Indeks Dow Jones Industrial Average sempat mencatat rekor intraday di 52.742,66 sebelum akhirnya ditutup turun tipis 13,96 poin (0,03%) di 52.305,24. Sementara itu, S&P 500 ditutup turun 0,22% di 7.483,23 dan Nasdaq Composite melemah 0,66% menjadi 26.040,03.
Sektor Semikonduktor Menjadi Pusat Ambil Untung
Saham-saham semikonduktor mengalami tekanan signifikan seiring investor merealisasikan keuntungan dari reli yang melonjak lebih dari 80% sepanjang paruh pertama 2026. Micron mencatat penurunan lebih dari 10%, meskipun secara year-to-date masih melejit lebih dari 260%.
Sandisk juga turun lebih dari 10% setelah mencatat lonjakan sekitar 750% sepanjang 2026. Nvidia dan Broadcom masing-masing melemah sekitar 1% dan 2%.
Jeff Kilburg, pendiri sekaligus CEO KKM Financial, mengatakan rotasi sektor masih berlanjut memasuki kuartal III. “Rotasi besar masih berlanjut.
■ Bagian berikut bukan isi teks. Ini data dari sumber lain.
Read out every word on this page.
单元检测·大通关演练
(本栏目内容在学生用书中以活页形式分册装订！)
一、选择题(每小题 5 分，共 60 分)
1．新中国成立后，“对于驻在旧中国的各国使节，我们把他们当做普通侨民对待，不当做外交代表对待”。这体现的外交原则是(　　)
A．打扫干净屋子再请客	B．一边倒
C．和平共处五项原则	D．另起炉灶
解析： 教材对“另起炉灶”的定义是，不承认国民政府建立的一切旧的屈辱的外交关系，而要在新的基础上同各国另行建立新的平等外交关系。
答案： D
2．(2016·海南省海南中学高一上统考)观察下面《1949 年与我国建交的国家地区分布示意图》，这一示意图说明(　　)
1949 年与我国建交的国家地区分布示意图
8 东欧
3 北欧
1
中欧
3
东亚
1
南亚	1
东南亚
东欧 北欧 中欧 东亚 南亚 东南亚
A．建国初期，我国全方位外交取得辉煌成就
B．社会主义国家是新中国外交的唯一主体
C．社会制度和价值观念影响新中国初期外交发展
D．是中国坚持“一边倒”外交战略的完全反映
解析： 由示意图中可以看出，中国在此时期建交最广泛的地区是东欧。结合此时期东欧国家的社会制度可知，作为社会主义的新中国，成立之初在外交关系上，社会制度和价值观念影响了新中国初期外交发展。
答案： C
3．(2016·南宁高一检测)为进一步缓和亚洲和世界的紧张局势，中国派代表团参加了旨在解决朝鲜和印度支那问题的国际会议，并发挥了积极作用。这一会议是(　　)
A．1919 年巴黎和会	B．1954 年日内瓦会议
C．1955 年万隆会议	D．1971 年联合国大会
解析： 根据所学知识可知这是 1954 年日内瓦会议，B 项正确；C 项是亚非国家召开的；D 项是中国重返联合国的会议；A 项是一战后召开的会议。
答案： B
Investor memindahkan keuntungan dari saham teknologi ke saham-saham unggulan yang lebih defensif. Ini menjadi sinyal positif karena menunjukkan reli pasar semakin merata dan memperkuat tren bullish yang telah berlangsung selama empat tahun,” ujarnya.
Saham Big Tech Tahan Tekanan
Meski indeks Nasdaq terkoreksi, beberapa saham teknologi berkapitalisasi besar mampu menahan tekanan. Meta Platforms melonjak hampir 9% setelah mengumumkan rencana meluncurkan bisnis layanan komputasi awan serta menjual kapasitas komputasi yang berlebih sebagai sumber pendapatan baru.
Microsoft naik sekitar 3% dan Apple menguat hampir 2% pada penutupan perdagangan hari tersebut.
Pergerakan pasar juga dipengaruhi pernyataan Ketua The Fed, Kevin Warsh, dalam sebuah acara bank sentral di Portugal. Warsh tidak memberikan petunjuk arah kebijakan suku bunga untuk pertemuan bulan ini, namun menegaskan bahwa tingkat harga masih terlalu tinggi sehingga inflasi tetap menjadi perhatian utama bank sentral.
Meski perdagangan hari ini relatif datar, kinerja Wall Street sepanjang semester pertama 2026 tetap impresif. Dow Jones mencatat kenaikan 8,9%—menjadi performa semester pertama terbaik sejak 2021. S&P 500 menguat 9,6%, Nasdaq naik 12,8%, dan indeks Russell 2000 melonjak hampir 22%, mencatat awal tahun terbaik sejak 1991.